Sizin için net bir fikre sahip değilim. Ama kendi acımdan; ciddi manada ikilem içerisindeyim. Şuan için duygularım 'tar-u mar' olmuş vaziyette! Karmakarışık. Şöyle ki! Son 24 saat içerisinde 'şiddet' içerikli hadiseler. Haber bültenlerinde 'vakıf' olmuşsunuzdur. Diyeceksiniz ki; 'her gün' hep aynı hadiseler icra etmekte. Haklısınız!
* * *
Lakin akıl-sır erdirmek mümkün değil. Bu kadar 'vahşi' bir duyguya insanoğlu nasıl sahip olabilir? Acımasızlık! Ama bu kadar. Öyle düşünüyorum ki; psikologlar dahi 'analizde' zorluk çekiyor.
* * *
Düşünün! 24 yaşında, babasını kendisine 'söz verdiği' otomobili almadığı için; öldürüyor. Hem de av tüfeğiyle 8 el ateş ederek!
* * *
Düşünün! İki kardeş ahıra ait damın üzerine serilen naylon yüzünden birbirinin canına kıyıyorlar. Biri diğerini göğsünden bıçaklayıp öldürüyor. Hem de hiç bir pişmanlık duygusu taşımadan.
* * *
Düşünün! Bir baba 18 yaşındaki kızına 'istediğini' yapmadığı için önce dövüyor. İşkencesinden sonra da; 'zincirliyor'. Gerekçesi; yok!
* * *
Ve yine düşünün! Genç bir kadın gayri meşru bir bebek dünyaya getiriyor. Sonra bu bebeği ailesiyle birlikte 'köy mezarlığına' diri-diri toprağa gömüyor. Şimdi jandarma soruşturuyor, savcı mezarı açtı.
* * *
77 yaşındaki şahıs evde 'darp' edilmiş halde ölü bulunuyor. Kim 'döverek' öldürmüş. Aile fertleri. Diğer yandan; 'Dur' ihtarına uymadığı için 'açılan' ateşle öldürülen genç. Daha vatani görevini bitireli bir kaç ay olmamış. Velhasıl; dört bir taraf 'şiddet, kan ve öfke' kokuyor!
* * *
Ne acıdır ki; 'kimsenin de' umurunda değil. Kayıtsızlık, duyarsızlık ve kanıksama.
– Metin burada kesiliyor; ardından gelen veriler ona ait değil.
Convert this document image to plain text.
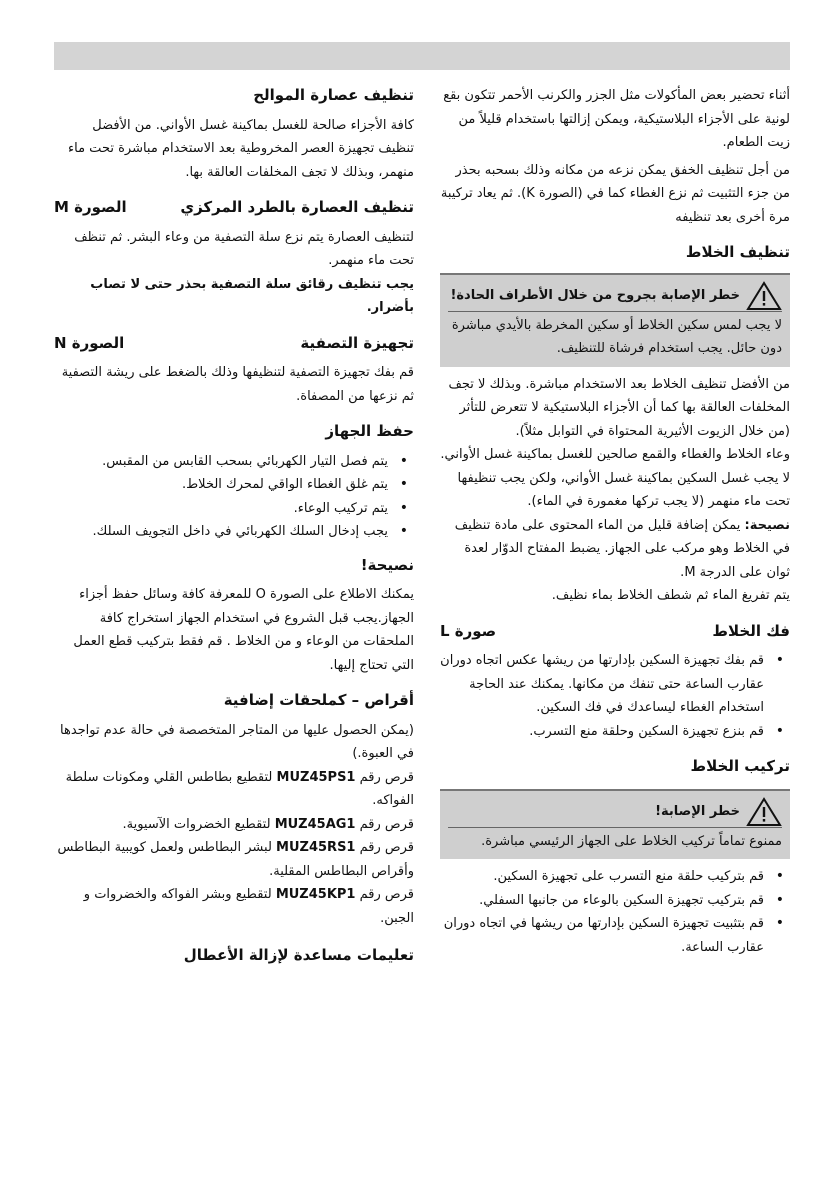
أثناء تحضير بعض المأكولات مثل الجزر والكرنب الأحمر تتكون بقع لونية على الأجزاء البلاستيكية، ويمكن إزالتها باستخدام قليلاً من زيت الطعام.

من أجل تنظيف الخفق يمكن نزعه من مكانه وذلك بسحبه بحذر من جزء التثبيت ثم نزع الغطاء كما في (الصورة K). ثم يعاد تركيبة مرة أخرى بعد تنظيفه

تنظيف الخلاط
خطر الإصابة بجروح من خلال الأطراف الحادة!
لا يجب لمس سكين الخلاط أو سكين المخرطة بالأيدي مباشرة دون حائل. يجب استخدام فرشاة للتنظيف.

من الأفضل تنظيف الخلاط بعد الاستخدام مباشرة. وبذلك لا تجف المخلفات العالقة بها كما أن الأجزاء البلاستيكية لا تتعرض للتأثر (من خلال الزيوت الأثيرية المحتواة في التوابل مثلاً).

وعاء الخلاط والغطاء والقمع صالحين للغسل بماكينة غسل الأواني.

لا يجب غسل السكين بماكينة غسل الأواني، ولكن يجب تنظيفها تحت ماء منهمر (لا يجب تركها مغمورة في الماء).

نصيحة: يمكن إضافة قليل من الماء المحتوى على مادة تنظيف في الخلاط وهو مركب على الجهاز. يضبط المفتاح الدوّار لعدة ثوان على الدرجة M.

يتم تفريغ الماء ثم شطف الخلاط بماء نظيف.

فك الخلاط
صورة L
• قم بفك تجهيزة السكين بإدارتها من ريشها عكس اتجاه دوران عقارب الساعة حتى تنفك من مكانها. يمكنك عند الحاجة استخدام الغطاء ليساعدك في فك السكين.
• قم بنزع تجهيزة السكين وحلقة منع التسرب.
تركيب الخلاط
خطر الإصابة!
ممنوع تماماً تركيب الخلاط على الجهاز الرئيسي مباشرة.
• قم بتركيب حلقة منع التسرب على تجهيزة السكين.
• قم بتركيب تجهيزة السكين بالوعاء من جانبها السفلي.
• قم بتثبيت تجهيزة السكين بإدارتها من ريشها في اتجاه دوران عقارب الساعة.
تنظيف عصارة الموالح

كافة الأجزاء صالحة للغسل بماكينة غسل الأواني. من الأفضل تنظيف تجهيزة العصر المخروطية بعد الاستخدام مباشرة تحت ماء منهمر، وبذلك لا تجف المخلفات العالقة بها.

تنظيف العصارة بالطرد المركزي
الصورة M

لتنظيف العصارة يتم نزع سلة التصفية من وعاء البشر. ثم تنظف تحت ماء منهمر.

يجب تنظيف رقائق سلة التصفية بحذر حتى لا تصاب بأضرار.

تجهيزة التصفية
الصورة N

قم بفك تجهيزة التصفية لتنظيفها وذلك بالضغط على ريشة التصفية ثم نزعها من المصفاة.

حفظ الجهاز
• يتم فصل التيار الكهربائي بسحب القابس من المقبس.
• يتم غلق الغطاء الواقي لمحرك الخلاط.
• يتم تركيب الوعاء.
• يجب إدخال السلك الكهربائي في داخل التجويف السلك.
نصيحة!

يمكنك الاطلاع على الصورة O للمعرفة كافة وسائل حفظ أجزاء الجهاز.يجب قبل الشروع في استخدام الجهاز استخراج كافة الملحقات من الوعاء و من الخلاط . قم فقط بتركيب قطع العمل التي تحتاج إليها.

أقراص – كملحقات إضافية

(يمكن الحصول عليها من المتاجر المتخصصة في حالة عدم تواجدها في العبوة.)

قرص رقم MUZ45PS1 لتقطيع بطاطس القلي ومكونات سلطة الفواكه.

قرص رقم MUZ45AG1 لتقطيع الخضروات الآسيوية.

قرص رقم MUZ45RS1 لبشر البطاطس ولعمل كويبية البطاطس وأقراص البطاطس المقلية.

قرص رقم MUZ45KP1 لتقطيع وبشر الفواكه والخضروات و الجبن.

تعليمات مساعدة لإزالة الأعطال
Sanki hiçbir şey olmamış. Öyle ki; 'şiddetin' eli kanlı şahsiyeti yaptığı vahşetten 'pişmanlık' dahi duymuyor. Vicdan azabı dersen; ne yazar diyor! Bu tablo karşısında 'dehşete' düşmemek elde mi?
* * *
Öfke ve kin! Bilmem hatırlar mısınız? Bu sözü bundan 1520 yıl önce 'pek duymazdık'. Duysaydık da, genellikle 'kan davası veya husumete' yönelik olup-biten hadiselerle alakalı olurdu. Öyle anne-baba, kardeş, bacı değil. Bugün anneler evladını, evlat annesini, babalar çocuklarını 'diri diri' öldürüyor. Mirasa konabilmek için 'annesini-babasını' öldürenler. Aslında; toplum 'çıldırmıyor'. 'Cinnette' geçirmiyor. İnsanlar 'insanlık' karakterinden uzaklaşıyor.
* * *
Çünkü 'paranın' gücüne ve değer dolgusuna 'kendini' kaptırmış. Ne kadar paran varsa o kadar gücün var! Anlayacağınız 'vahşi' bir kapitalizm bugün 'insanları' ağına almış vaziyette. Ve bu 'dehşetengiz' ağ, özellikle 'inancı ve dini' değerleri dejenere ediyor. Toplumu 'ruhi' derinliklerinde boğuyor. Öyle ki; insanlar arasındaki 'sevgi' menfaate dayalı 'duygu' körüklüyor. Taktir edersiniz ki; Sevgisizliğin ve insani duyguların yok oluşu; O toplumun 'dinden' uzaklaşmasıyla ancak mümkün olabilir. Ne yazık ki; Bugün ülke ve millet olarak 'bu kahrolası' erozyonu yaşıyoruz.